By parsing a user's SQL input and rewriting the SQL according to the user's encryption rules, the original data is encrypted and stored with ciphertext data in the underlying database simultaneously.

When a user queries the data, it fetches the ciphertext data from the database, decrypts it, and returns the decrypted original data to the user. However, because the encryption algorithm encrypts the whole string, users cannot run fuzzy queries.

Nevertheless, many businesses need fuzzy queries after the data is encrypted. In version 5.3.0, Apache ShardingSphere provides users with a default fuzzy query algorithm that supports encrypted fields. The algorithm also supports hot plugging, which users can customize. The fuzzy query can be achieved through configuration.

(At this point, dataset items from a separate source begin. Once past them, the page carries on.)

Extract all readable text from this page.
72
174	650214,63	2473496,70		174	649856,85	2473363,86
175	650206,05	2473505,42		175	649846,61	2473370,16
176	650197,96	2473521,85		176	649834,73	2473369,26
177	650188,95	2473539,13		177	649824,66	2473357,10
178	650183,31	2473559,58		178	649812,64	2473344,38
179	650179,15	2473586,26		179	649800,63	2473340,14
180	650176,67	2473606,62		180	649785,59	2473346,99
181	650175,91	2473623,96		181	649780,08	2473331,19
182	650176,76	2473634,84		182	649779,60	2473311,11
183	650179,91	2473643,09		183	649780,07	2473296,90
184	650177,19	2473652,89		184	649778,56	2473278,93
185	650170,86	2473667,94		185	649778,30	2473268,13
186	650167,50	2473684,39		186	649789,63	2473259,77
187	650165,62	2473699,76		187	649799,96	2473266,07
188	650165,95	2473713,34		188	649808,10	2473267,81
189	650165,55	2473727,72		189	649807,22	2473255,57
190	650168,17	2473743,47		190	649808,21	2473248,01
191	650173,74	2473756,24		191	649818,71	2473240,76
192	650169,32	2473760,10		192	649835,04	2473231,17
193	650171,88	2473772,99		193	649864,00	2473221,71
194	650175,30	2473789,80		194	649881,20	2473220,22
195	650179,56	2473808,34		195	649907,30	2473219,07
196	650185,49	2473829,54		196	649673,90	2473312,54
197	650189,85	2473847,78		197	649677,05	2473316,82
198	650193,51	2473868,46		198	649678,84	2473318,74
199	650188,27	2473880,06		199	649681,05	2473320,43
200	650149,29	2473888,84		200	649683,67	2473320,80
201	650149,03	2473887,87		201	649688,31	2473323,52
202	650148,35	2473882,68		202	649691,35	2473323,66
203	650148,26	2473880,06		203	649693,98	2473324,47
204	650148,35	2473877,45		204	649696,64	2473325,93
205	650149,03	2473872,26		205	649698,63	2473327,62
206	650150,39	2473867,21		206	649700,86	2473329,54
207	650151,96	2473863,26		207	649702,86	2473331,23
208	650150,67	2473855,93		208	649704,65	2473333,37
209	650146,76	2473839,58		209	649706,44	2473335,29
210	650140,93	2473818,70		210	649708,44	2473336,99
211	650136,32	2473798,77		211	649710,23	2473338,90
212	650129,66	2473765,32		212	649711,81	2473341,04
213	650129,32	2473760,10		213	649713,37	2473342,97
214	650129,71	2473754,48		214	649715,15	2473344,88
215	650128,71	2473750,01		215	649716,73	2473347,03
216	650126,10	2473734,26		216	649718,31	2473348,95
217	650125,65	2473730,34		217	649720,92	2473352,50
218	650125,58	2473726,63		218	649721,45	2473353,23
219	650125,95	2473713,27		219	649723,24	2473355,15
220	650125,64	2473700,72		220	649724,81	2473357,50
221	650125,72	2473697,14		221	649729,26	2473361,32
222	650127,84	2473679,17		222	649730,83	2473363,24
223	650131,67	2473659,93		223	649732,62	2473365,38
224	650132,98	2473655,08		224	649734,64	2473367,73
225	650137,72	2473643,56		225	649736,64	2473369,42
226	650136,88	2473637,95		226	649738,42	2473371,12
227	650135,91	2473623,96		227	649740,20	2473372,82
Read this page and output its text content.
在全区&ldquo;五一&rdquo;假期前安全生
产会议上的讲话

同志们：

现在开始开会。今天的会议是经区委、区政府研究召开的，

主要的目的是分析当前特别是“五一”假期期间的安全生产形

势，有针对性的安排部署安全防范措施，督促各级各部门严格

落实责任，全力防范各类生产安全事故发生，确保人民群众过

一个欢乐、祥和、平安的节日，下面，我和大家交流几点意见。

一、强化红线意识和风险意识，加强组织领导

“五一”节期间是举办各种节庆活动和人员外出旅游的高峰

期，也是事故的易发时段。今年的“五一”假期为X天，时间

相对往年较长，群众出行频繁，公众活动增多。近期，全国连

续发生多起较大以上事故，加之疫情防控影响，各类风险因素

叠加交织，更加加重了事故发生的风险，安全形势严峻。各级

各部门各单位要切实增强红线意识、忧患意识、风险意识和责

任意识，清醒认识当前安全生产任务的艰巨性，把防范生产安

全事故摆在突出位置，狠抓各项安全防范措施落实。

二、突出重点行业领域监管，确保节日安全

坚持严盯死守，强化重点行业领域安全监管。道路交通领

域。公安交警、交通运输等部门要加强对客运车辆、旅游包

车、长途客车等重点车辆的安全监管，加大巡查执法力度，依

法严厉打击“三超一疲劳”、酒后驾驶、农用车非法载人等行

How to achieve fuzzy query in encrypted scenarios

Load data to the in-memory database (IMDB)

First, load all the data into the IMDB to decrypt it. Then, it'll be like querying the original data. This method can achieve fuzzy queries. If the amount of data is small, this method will prove simple and cost-effective. However, if the quantity of data is large, it'll be a disaster.

Implement encryption and decryption functions consistent with database programs

The second method is to modify fuzzy query conditions and use the database decryption function to decrypt data first and then implement fuzzy query. This method's advantage is the low cost of implementation, development, and use.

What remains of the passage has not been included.